The new GP contract does not stipulate that GPs must agree death certificates with a medical examiner, the BMA has told GPs.
The BMA’s GP Committee for England is currently in a dispute with the Government over the imposition of contract tweaks for 2023/24, which it says comes with extra workload and no additional funding.
However, during a webinar on Wednesday this week, GPCE acting chair Dr Kieran Sharrock told GPs that currently ‘there is nothing in the contract’ that says practices have to engage with medical examiners.
The webinar advice formed part of a section focusing on what workload GPs could consider not doing in a bid to protect themselves from burnout.
The union also said it would publish new guidance on the matter in the upcoming weeks.
The new system was meant to commence in less than two weeks, with the intention of medical examiners providing independent scrutiny of all deaths in the community which are not taken to the coroner.
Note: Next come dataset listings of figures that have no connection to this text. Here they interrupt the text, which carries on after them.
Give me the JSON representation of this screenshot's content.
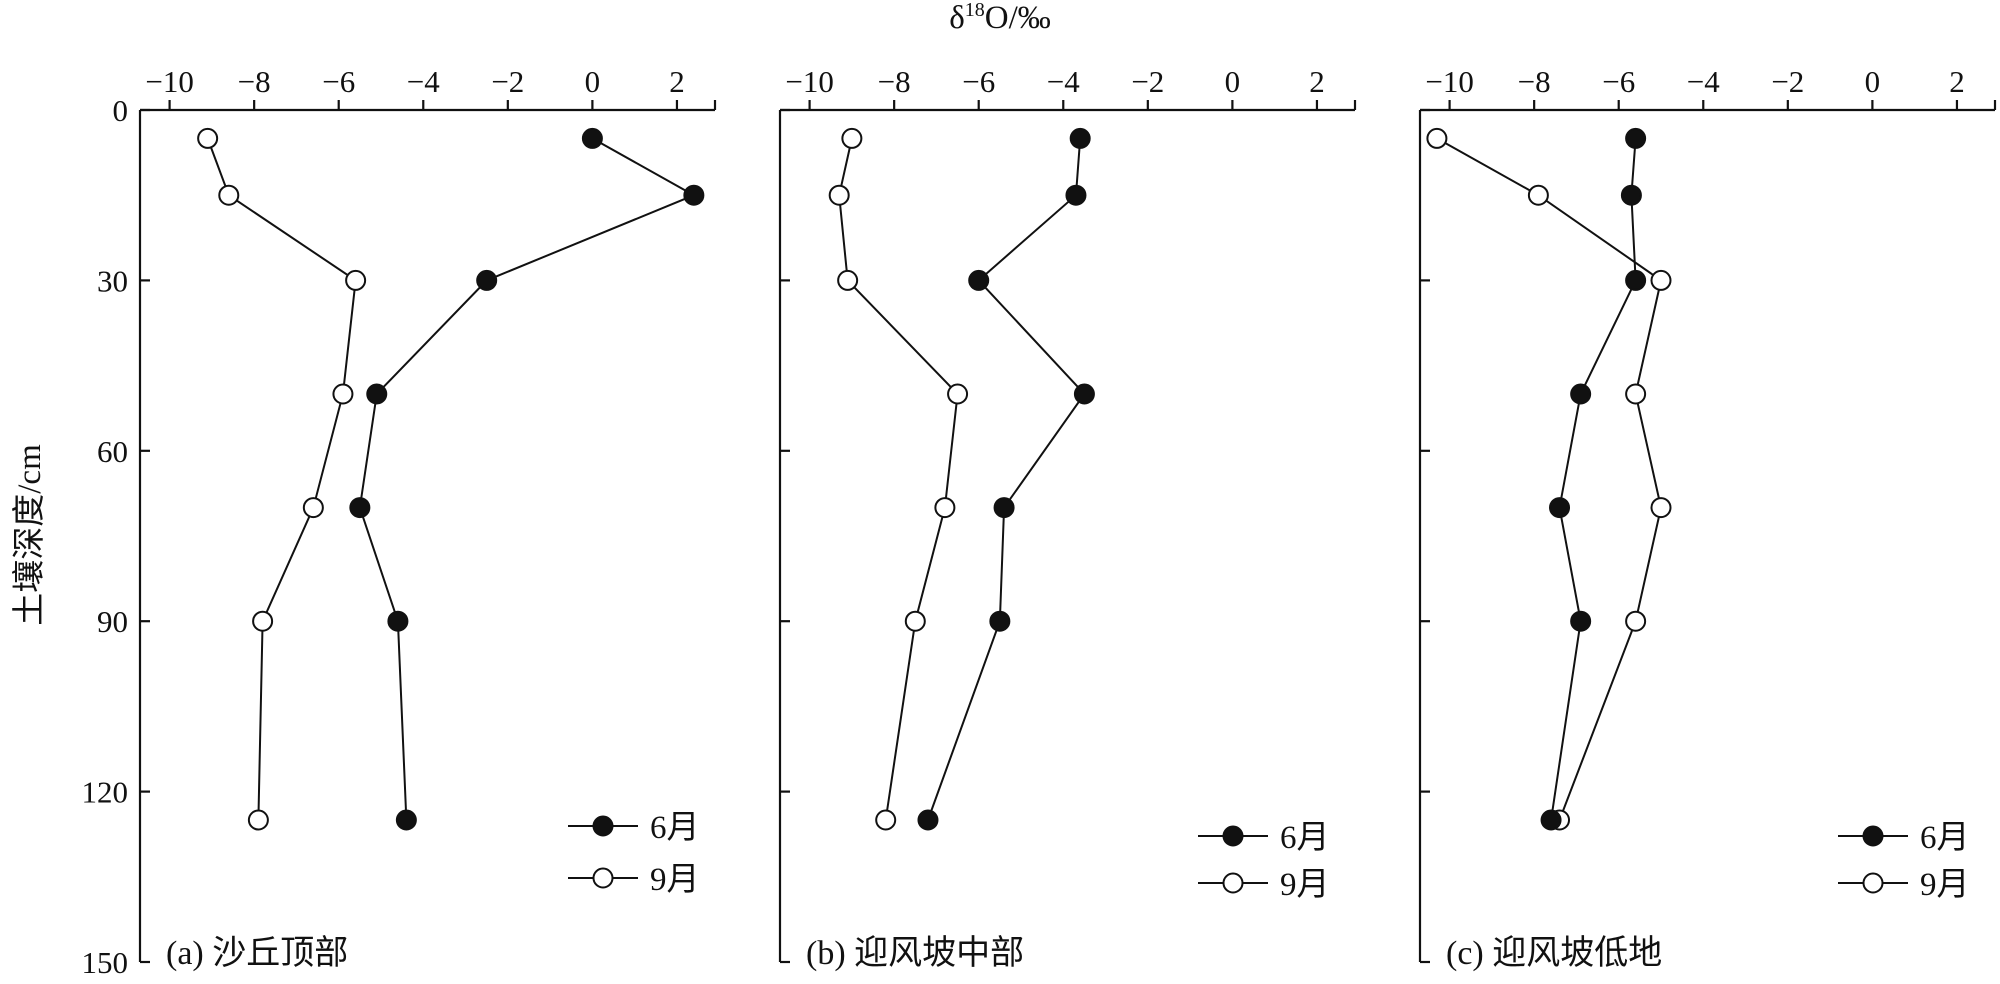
{
  "chart_data": {
    "type": "line",
    "title": "",
    "xlabel_main": "δ",
    "xlabel_sup": "18",
    "xlabel_rest": "O/‰",
    "ylabel": "土壤深度/cm",
    "y_ticks": [
      0,
      30,
      60,
      90,
      120,
      150
    ],
    "y_range": [
      0,
      150
    ],
    "x_ticks": [
      "−10",
      "−8",
      "−6",
      "−4",
      "−2",
      "0",
      "2"
    ],
    "x_tick_values": [
      -10,
      -8,
      -6,
      -4,
      -2,
      0,
      2
    ],
    "x_range": [
      -10.7,
      2.9
    ],
    "depths": [
      5,
      15,
      30,
      50,
      70,
      90,
      125
    ],
    "legend": [
      {
        "name": "6月",
        "marker": "filled-circle"
      },
      {
        "name": "9月",
        "marker": "open-circle"
      }
    ],
    "panels": [
      {
        "label": "(a) 沙丘顶部",
        "series": [
          {
            "name": "6月",
            "values": [
              0.0,
              2.4,
              -2.5,
              -5.1,
              -5.5,
              -4.6,
              -4.4
            ]
          },
          {
            "name": "9月",
            "values": [
              -9.1,
              -8.6,
              -5.6,
              -5.9,
              -6.6,
              -7.8,
              -7.9
            ]
          }
        ]
      },
      {
        "label": "(b) 迎风坡中部",
        "series": [
          {
            "name": "6月",
            "values": [
              -3.6,
              -3.7,
              -6.0,
              -3.5,
              -5.4,
              -5.5,
              -7.2
            ]
          },
          {
            "name": "9月",
            "values": [
              -9.0,
              -9.3,
              -9.1,
              -6.5,
              -6.8,
              -7.5,
              -8.2
            ]
          }
        ]
      },
      {
        "label": "(c) 迎风坡低地",
        "series": [
          {
            "name": "6月",
            "values": [
              -5.6,
              -5.7,
              -5.6,
              -6.9,
              -7.4,
              -6.9,
              -7.6
            ]
          },
          {
            "name": "9月",
            "values": [
              -10.3,
              -7.9,
              -5.0,
              -5.6,
              -5.0,
              -5.6,
              -7.4
            ]
          }
        ]
      }
    ]
  }
}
The statutory system was formally introduced by the Health and Care Act last year and NHS England wrote to GP practices in England in July asking them to implement processes to facilitate the work of medical examiners by 31 March 2023.
It means GPs would have to give access to a deceased patient’s records in order for the medical examiner to reach agreement on the accuracy of the medical certificate of cause of death (MCCD), where before this extra scrutiny was not required.
Implementation has so far been determined locally and some GP practices have been using the system for many months already as a pilot scheme.
However, some GPs have flagged that the legislation necessary to mandate this system is currently missing, with one LMC leader calling the implementation process a ‘car crash’.
New guidance published yesterday by NHS Digital said that as e-RS is used in all GP practices and all acute providers, extending its use to support the medical examiner system ‘should minimise the need for training and business change at either end of the process.’
Recently, the BMA included medical examiners in its list of workload which should be removed from GP practices, in order to relieve pressures.
A spokesperson from the Department of Health said: ‘The medical examiner system will introduce an additional layer of scrutiny of the cause of death by the medical practitioner, improving the quality and accuracy of the medical certificate of cause of death and thereby informing the national data on mortality and patient safety.
‘It will increase transparency and facilitate discussions with the bereaved about any concerns they may have, providing new levels of scrutiny to improve detection of criminal activity or poor practice.